A study of one million Swedish men has revealed a strong link between cognitive ability and the risk of death, suggesting that government initiatives to increase education opportunities may also have health benefits.
Dr David Batty, a Wellcome Trust research fellow at the MRC Social and Public Health Sciences Unit in Glasgow, and colleagues, found that a lower IQ was strongly associated with a higher risk of death from causes such as accidents, coronary heart disease and suicide.
The researchers studied data from one million Swedish men conscripted to the army at the age of 18. After they had taken into account whether a person had grown up in a safer, more affluent environment, they found that only education had an influence on the relationship between IQ and death.
The researchers say the link between IQ and mortality could be partially attributed to the healthier behaviours displayed by those who score higher on IQ tests.
"People with higher IQ test scores tend to be less likely to smoke or drink alcohol heavily, they eat better diets, and they are more physically active. So they have a range of better behaviours that may partly explain their lower mortality risk," says Dr Batty.
Previous studies have suggested that preschool education programmes and better nourishment can raise IQ scores. The study suggests this may also have previously unforeseen health benefits, further validating government efforts to improve living conditions and education.
Dr Batty suggests there may also be benefits from simplifying health information for the public.
"If you believe the association between IQ and mortality is at least partially explained by people with a lower IQ having worse behaviours - which is plausible - then it might be that the messages used to change health behaviours are too complicated," he says.

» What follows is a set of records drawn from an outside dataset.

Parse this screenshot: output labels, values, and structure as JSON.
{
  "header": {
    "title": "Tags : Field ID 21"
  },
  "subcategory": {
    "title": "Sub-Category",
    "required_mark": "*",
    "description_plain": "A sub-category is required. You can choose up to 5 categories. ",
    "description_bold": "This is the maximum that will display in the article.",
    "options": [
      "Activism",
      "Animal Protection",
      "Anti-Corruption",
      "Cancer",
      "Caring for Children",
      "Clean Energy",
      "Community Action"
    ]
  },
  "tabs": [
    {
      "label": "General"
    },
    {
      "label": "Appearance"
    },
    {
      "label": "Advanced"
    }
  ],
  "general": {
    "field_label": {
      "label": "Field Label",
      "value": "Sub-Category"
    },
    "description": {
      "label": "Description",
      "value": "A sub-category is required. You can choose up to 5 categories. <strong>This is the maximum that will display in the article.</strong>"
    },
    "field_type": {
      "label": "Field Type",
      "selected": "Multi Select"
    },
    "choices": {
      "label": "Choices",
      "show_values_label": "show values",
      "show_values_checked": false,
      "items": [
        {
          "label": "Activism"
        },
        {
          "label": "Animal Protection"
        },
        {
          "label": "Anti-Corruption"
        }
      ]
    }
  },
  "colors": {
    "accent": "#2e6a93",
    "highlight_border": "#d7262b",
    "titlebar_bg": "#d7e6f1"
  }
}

"Messages about diet, including how much or what type of alcohol is beneficial, aren't simple, and the array of strategies available for quitting smoking are diverse and actually quite complicated. If you clarify the options available to people who want to, say, quit smoking, in the short term that may have an effect."
A second study, also co-authored by Dr Batty, used data from more than 4000 US soldiers and followed them for 15 years. The study found the same relationship between IQ scores and mortality, as well as a significant association between higher neuroticism and increased mortality risk.